India's
greatest son of our times, Mahatma Gandhi was still alive, when I was
a school boy, though I never had an opportunity to see him even from
a distance. Those were the formative years of the independent India
and he was still a Congress party leader. He had not become father of
the nation as yet and school text books did not have anything much
about him. I read about the life and times of this great man later
and developed a feeling of utmost respect towards this remarkable
man. Even then, many small incidences from his life remained hidden
from laymen like me.
In
1982, came a film- an Indo-British venture- directed by famous
director Richard Attenborough, on this great man. I must confess
that I realised the true greatness of this man as I watched this
film. In the later years, I did read few of his books and also books
written about him. I have a firm conviction since then that India has
been extremely lucky to have a leader like him at the right time and
he was principally responsible to win freedom for India.
Indians
might revere mahatma Gandhi, but there was a British leader during
his life time, who was his biggest foe and one-time nemesis. He was
none other than the British wartime prime minister Sir Winston
Churchill, who once said, he hoped Gandhi would die from fasting and
famously derided him as a “half-naked fakir”. Churchill no doubt
was a great leader in his own capacity and had won the second world
war for England. However, he was a true colonialist and believed that
British colonies spread all over the world, should remain like
that-just colonies- in future too, for the benefit of England.
Leaving
aside Churchill's colonial opinion, I have a great respect for him as
he was a true statesman. I made it a point therefore to visit his
statue in the Parliament square in Westminster district of central
London in 1975, when I visited England for the first time. This 12
feet tall bronze statue no doubt is very impressive. On the lighter
side, it is located exactly on a spot referred to by Churchill
himself in 1950's when he had said: "where my statue will go".
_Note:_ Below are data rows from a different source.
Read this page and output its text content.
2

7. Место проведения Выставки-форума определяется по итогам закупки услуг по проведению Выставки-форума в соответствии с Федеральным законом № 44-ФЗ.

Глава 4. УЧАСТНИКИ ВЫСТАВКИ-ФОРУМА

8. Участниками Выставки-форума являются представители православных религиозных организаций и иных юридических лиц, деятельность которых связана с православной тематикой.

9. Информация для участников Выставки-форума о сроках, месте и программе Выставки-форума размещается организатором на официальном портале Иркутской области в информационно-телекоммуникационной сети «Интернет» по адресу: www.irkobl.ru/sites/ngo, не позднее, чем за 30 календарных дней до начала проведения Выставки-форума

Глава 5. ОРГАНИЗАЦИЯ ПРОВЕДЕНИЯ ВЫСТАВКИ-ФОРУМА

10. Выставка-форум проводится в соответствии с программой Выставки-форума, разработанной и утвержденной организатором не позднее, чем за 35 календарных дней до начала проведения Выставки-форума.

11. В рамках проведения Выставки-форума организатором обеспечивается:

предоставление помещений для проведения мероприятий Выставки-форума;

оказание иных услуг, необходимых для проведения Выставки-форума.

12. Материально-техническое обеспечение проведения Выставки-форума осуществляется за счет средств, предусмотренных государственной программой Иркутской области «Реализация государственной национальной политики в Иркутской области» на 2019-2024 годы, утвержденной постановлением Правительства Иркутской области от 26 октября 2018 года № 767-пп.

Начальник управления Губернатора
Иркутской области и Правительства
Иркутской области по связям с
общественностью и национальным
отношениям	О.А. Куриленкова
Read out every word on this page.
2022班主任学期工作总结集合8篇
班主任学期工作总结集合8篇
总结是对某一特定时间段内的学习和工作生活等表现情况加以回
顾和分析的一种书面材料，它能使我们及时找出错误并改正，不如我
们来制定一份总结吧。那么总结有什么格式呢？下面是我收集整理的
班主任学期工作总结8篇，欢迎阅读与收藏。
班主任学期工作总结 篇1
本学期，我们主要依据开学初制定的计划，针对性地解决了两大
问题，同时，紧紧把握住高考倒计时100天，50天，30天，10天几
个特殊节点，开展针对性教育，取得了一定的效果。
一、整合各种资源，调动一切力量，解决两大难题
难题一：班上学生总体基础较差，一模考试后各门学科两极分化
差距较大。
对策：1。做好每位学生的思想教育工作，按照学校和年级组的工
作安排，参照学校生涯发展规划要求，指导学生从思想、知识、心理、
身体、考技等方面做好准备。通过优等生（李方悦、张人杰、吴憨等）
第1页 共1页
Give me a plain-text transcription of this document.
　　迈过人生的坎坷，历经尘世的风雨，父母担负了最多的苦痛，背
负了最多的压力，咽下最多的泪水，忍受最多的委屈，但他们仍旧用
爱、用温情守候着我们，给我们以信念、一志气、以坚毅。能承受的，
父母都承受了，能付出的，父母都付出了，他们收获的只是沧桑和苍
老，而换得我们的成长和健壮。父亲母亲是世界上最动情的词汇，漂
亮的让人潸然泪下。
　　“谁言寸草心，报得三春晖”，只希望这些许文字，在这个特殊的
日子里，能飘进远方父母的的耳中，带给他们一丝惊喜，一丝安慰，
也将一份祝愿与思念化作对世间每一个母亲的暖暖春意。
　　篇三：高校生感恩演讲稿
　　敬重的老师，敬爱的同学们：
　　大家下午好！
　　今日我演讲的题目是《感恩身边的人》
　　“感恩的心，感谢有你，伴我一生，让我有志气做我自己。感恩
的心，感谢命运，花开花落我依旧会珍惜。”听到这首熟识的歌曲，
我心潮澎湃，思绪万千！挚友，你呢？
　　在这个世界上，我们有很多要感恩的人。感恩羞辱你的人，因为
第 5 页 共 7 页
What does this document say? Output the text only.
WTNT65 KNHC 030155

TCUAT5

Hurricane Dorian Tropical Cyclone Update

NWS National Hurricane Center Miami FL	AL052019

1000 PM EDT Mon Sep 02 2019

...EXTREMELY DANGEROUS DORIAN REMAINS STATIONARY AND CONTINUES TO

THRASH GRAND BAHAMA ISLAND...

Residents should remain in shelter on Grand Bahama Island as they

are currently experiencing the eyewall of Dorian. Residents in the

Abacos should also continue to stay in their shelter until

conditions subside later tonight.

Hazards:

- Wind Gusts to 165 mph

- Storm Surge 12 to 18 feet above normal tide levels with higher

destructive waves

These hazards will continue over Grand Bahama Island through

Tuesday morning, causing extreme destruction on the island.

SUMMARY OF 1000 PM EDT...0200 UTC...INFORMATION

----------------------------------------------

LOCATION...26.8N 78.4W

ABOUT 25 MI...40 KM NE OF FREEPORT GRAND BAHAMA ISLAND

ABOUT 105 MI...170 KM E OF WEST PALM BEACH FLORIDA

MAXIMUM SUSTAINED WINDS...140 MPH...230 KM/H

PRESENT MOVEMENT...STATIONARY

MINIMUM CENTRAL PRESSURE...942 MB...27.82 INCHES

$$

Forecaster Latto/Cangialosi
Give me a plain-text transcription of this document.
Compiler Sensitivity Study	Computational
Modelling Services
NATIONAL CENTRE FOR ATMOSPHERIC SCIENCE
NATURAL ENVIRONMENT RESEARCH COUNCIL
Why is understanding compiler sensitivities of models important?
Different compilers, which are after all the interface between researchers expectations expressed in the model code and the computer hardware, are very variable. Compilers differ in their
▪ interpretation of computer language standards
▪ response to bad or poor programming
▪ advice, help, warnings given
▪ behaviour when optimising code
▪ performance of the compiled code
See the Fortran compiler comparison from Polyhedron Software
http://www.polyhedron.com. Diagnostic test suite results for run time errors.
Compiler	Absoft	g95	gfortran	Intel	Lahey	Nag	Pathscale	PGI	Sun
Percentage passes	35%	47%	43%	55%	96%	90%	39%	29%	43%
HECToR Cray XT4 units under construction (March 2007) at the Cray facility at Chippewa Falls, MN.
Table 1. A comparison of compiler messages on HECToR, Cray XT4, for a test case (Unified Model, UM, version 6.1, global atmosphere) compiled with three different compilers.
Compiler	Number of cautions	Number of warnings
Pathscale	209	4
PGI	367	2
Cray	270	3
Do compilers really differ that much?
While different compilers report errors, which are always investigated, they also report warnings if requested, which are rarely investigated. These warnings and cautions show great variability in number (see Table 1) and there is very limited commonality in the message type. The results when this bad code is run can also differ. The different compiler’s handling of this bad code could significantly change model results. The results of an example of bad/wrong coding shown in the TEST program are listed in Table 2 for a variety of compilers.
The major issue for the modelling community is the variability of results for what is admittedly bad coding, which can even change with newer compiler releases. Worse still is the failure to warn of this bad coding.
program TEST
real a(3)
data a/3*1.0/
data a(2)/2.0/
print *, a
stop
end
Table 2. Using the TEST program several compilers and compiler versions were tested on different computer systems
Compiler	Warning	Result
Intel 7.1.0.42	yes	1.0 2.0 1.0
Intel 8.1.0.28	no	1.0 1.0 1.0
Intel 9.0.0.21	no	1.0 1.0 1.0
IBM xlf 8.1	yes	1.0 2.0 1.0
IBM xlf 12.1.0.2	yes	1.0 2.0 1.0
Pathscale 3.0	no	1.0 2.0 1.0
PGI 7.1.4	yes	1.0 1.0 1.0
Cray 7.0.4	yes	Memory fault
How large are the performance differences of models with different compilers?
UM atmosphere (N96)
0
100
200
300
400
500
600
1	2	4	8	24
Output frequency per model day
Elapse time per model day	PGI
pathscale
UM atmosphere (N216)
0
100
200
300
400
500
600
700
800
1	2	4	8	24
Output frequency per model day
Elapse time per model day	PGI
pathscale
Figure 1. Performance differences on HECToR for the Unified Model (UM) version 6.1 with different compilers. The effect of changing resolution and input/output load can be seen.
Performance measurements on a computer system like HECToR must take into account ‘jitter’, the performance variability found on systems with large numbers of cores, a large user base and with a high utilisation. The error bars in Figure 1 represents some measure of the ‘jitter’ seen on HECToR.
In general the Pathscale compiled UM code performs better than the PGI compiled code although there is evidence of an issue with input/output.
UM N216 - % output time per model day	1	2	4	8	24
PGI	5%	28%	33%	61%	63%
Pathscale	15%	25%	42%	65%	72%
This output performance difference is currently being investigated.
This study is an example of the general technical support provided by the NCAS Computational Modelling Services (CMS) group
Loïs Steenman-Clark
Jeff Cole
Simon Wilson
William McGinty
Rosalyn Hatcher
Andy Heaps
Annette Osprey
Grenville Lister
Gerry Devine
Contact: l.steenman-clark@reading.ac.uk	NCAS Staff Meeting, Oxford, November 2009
The statue was unveiled by Churchill's widow, Lady Clementine
Spencer-Churchill in 1973, just two years before I had visited it. It
was considered as such a great occasion that the the unveiling was
attended by the serving Prime Minister of UK then and four former
Prime Ministers, while Queen Elizabeth II gave a speech.
However,
besides Churchill's statue, there are seven more statues on the
central green of Parliament Square, all of well-known statesmen. Only
one another statue standing there is of interest to our subject, as
it belongs to Jan Smuts, a leader of South Africa in the early 20th
century who favoured racial segregation amongst blacks, whites and
Indians.
I am
tempted to mention here a scene from the 1982 film, Gandhi that shows
a meeting taking place between 24 year old Mahatma Gandhi and Jan
Smuts. Gandhi had started a nonviolent protest campaign for the
rights of all Indians in South Africa in 1893, after having been
thrown off a South African train for being an Indian sitting in a
first-class compartment, despite having a first-class ticket. As a
result, Gandhi was jailed by Smuts’ government for his campaigning
for the rights of downtrodden Indians, a forerunner to his more
famous fight at home that would strike fear into successive British
governments until independence in 1947. In this meeting the film
shows General Smuts reluctantly agreeing to cancel the new laws and
free the protesters. It also becomes very clear that Jan Smuts hated
this young Indian leader.
It is
a kind of ironic that the same Mahatma Gandhi, who started nonviolent
protests against Jan Smut and who also led efforts to end British
rule in India and was repeatedly imprisoned, is to be honoured with a
statue outside the UK parliament greens, where it will rub shoulders
with the two leaders who hated him most, Winston Churchill and Jan
Smuts.
British
Finance Minister George Osborne, on a trip to India to meet the new
government of Narendra Modi, has tweeted that Britain would honour
the memory of Mahatma Gandhi with a statue in London's Parliament
Square. British Foreign Secretary William Hague in a meeting with
India's foreign affairs minister also made a mention of this and
described Mahatma Gandhi as a towering inspiration and a source of
strength.
It is
interesting to note that the Gandhi statue follows a pattern of
Britain reviving and appearing to atone for its colonial past in
India during visits by senior figures. Only last year, Prime Minister
David Cameron had visited the site of a notorious massacre in 1919
when troops under British control had gunned down hundreds of unarmed
protesters and had described the massacre at Jallianwala Bagh in the
city of Amritsar as shameful.
As an
Indian I feel happy that a statue of the Mahatma would now stand in
London's Parliament square no doubt but I am more amused to see how
history repeats itself. In the sixteenth century, trade
representatives of Britain had similarly met the Mughal emperor in
Delhi with a request that they may be allowed to establish trading
posts in India, or in the seventeenth century British ambassador had
approached great Maratha king, Shivaji Maharaj with a similar
request. The times are different and so is the context. Yet the
similarities remain and are obvious.